The Bangsamoro Autonomous Region of Muslim Mindanao is now on its fourth year of transitional government, after the Moro National Liberation Front made peace with the national Government in 1997 and a breakaway group, the Moro Islamic Liberation Front, did so in 2014. The two groups are now working together under the transitional government.
“The assessment reviews at the regional and provincial levels show high accomplishment on the protection of women during and after violent conflict, even while the COVID-19 pandemic was still at its high,” said Nery Nuyda Ronatay, Team Lead for UN Women’s women, peace and security programme in the Philippines. “However, women’s participation in the high-level political process and engagement with the security sector remain as challenges.”
The dialogue participants included Paramisuli Aming, 26, who works for the Bangsamoro Women Commission in Tawi-Tawi. The commission is under the transitional government.

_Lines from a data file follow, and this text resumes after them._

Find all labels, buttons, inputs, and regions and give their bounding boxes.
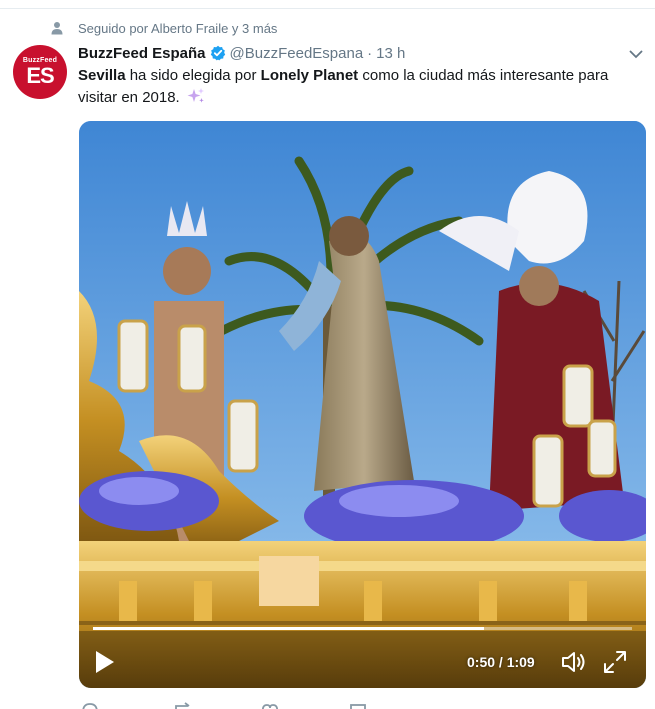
reply-icon[interactable] xyxy=(80,702,100,709)
separator-dot: · xyxy=(367,44,373,62)
sparkles-icon xyxy=(187,88,204,103)
tweet-bold-lonely-planet[interactable]: Lonely Planet xyxy=(261,67,359,84)
tweet-text-part-1: ha sido elegida por xyxy=(125,67,261,84)
fullscreen-button[interactable] xyxy=(603,650,627,674)
message-icon[interactable] xyxy=(348,702,368,709)
like-icon[interactable] xyxy=(260,702,280,709)
tweet-timestamp[interactable]: 13 h xyxy=(376,45,405,62)
verified-icon xyxy=(210,45,225,61)
tweet-header: BuzzFeed España @BuzzFeedEspana · 13 h xyxy=(78,43,405,63)
video-progress-bar[interactable] xyxy=(93,627,632,630)
video-progress-fill xyxy=(93,627,484,630)
tweet-text: Sevilla ha sido elegida por Lonely Plane… xyxy=(78,65,638,109)
top-divider xyxy=(0,8,655,9)
tweet-actions xyxy=(78,702,418,709)
play-icon xyxy=(96,651,114,673)
volume-button[interactable] xyxy=(561,650,587,674)
tweet-menu-button[interactable] xyxy=(627,45,645,63)
play-button[interactable] xyxy=(93,649,117,675)
video-time-display: 0:50 / 1:09 xyxy=(467,654,535,670)
volume-icon xyxy=(562,652,585,672)
fullscreen-icon xyxy=(604,651,626,673)
social-context-text: Seguido por Alberto Fraile y 3 más xyxy=(78,20,278,36)
video-player[interactable]: 0:50 / 1:09 xyxy=(79,121,646,688)
social-context[interactable]: Seguido por Alberto Fraile y 3 más xyxy=(50,19,277,37)
chevron-down-icon xyxy=(629,50,643,58)
person-icon xyxy=(51,22,63,35)
tweet-bold-sevilla[interactable]: Sevilla xyxy=(78,67,126,84)
avatar-logo-big: ES xyxy=(26,63,54,88)
avatar[interactable]: BuzzFeed ES xyxy=(13,45,67,99)
video-frame xyxy=(79,121,646,688)
author-name[interactable]: BuzzFeed España xyxy=(78,45,206,62)
author-handle[interactable]: @BuzzFeedEspana xyxy=(230,45,364,62)
retweet-icon[interactable] xyxy=(174,702,194,709)
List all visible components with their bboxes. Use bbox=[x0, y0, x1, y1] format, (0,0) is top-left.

“The Bangsamoro has an ethnically diverse and politically dynamic context,” Aming said. “Through the assessment activities, women who normally would not share the same space to discuss differences had to come together. Being able to talk about specific issues that affect all women, especially in their interrelated conflict contexts, melts both their differences and indifferences.”
Phibibi Akip, a former Moro National Liberation Front combatant in Tawi-Tawi, said she has “fought a long battle”. Akip, now 65, became a combatant when she was only 14.
“I know the hardships during war and the sufferings of being poor,” she said. “Seeing that we are continuing to reach the most isolated and poorest women and their communities, I hope that we will not let go of our peacebuilding and development efforts. Do not back down because war is really hard on people. Women carry the heaviest burden because, really, the family’s survival is on the woman’s shoulders.”
Faija Taalil, 48, former head of the Moro Islamic Liberation Front’s Social Welfare Committee and now the Bangsamoro Women Commission’s Commissioner for Basilan Province, said the review sessions will strengthen peacebuilding efforts while also allowing isolated communities to tell government authorities what development assistance they need most.
The women peacebuilders are pushing for the integration of women-led peace and security initiatives in the yearly gender and development plans and budgets of every government office.
The dialogues were organized through the support of the United Nations Peacebuilding Fund 3; the Supporting Conflict Transformation Towards Effective Peacebuilding (UN STEP); and Governments of Canada, the Republic of Korea, and the United Kingdom of Great Britain and Northern Ireland.